As I have said, we have more than 50 products approved by NAFDAC, and they are basically for diabetes, hypertension, malaria. Here we look at the problem and we try to provide a solution to it. Prostate Cancer in men is a big issue now even those in their 40s. So what we are doing now is to formulate different herbal products for prostrate. Another area we are focused is breast Cancer. It is a very big issue in Nigeria, and for me, the trend is alarming. Cancer rate in Nigeria is getting very high.
We mostly respond to the needs of the people, and so we produce antibiotics. Concerning the production systems, we have more than 120 members of staff. What you have here is a whole manufacturing complex, and that probably should give you an idea of how big our facility is. Of this 120, they make up different units, raw materials, etc – when the plants are brought, there are those who identify and vet them, clean them. We have all the stages set up. These units have heads who supervise and coordinate the staff members of each unit. Then there are those who work in the kitchen area where we boil water, infusion water and those who cut the trees in pieces. It’s a whole network of activity. Then we have a place called leaf plucking – their job is basically to pluck leaves – they are experts at what they do and in most cases they hardly hesitate to discard a leaf if they are certain that the leaf is unsuitable.
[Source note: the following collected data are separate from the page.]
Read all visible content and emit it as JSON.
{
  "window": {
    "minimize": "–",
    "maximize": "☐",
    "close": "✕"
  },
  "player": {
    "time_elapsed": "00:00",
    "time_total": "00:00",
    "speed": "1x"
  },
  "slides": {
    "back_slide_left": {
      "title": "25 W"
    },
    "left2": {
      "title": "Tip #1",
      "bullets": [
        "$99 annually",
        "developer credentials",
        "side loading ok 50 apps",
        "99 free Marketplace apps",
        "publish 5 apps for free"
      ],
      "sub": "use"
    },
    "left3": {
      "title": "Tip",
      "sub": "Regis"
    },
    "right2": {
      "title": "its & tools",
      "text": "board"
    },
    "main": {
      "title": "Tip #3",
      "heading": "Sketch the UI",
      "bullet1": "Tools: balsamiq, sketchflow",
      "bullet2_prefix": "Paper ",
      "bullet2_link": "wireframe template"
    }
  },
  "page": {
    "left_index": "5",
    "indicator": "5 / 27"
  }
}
What we have here in Ewu is a system, not just one person. When we make our soap, the person who does the first mixture is different from the person who does the second thing. There is a scientist who measures the acidity of the materials. It is a network of production systems. We have a labelling room, we have those who measure the products into bottles work in an automated department. When the US ambassador came here, she was happy at what she saw of us. She said if this were to be in the US, it would be in the news 24 hours. She told us that even by US standards, what she saw here is truly remarkable. Ours is a complex system defined locally. It’s a demonstration that we can achieve a lot if we set our minds to it using our own indigenous African knowledge. The people who produce the herbs are not foreigners. Everything is done locally. Most have different science qualifications – pharmacologists, pharma-prognosis and there are those with just their school certificates working here. In our mushroom lab, the person working there did not study science but we often get PhD university students coming there to learn from him. In UNIBEN, they have a mushroom section but they have not been able to do the tissue culture. But we do everything here. So people come here to learn under him. That is what we refer to as knowledge generation. It is very important. Professors as well come here, and when we discuss some of our processes, they take notes.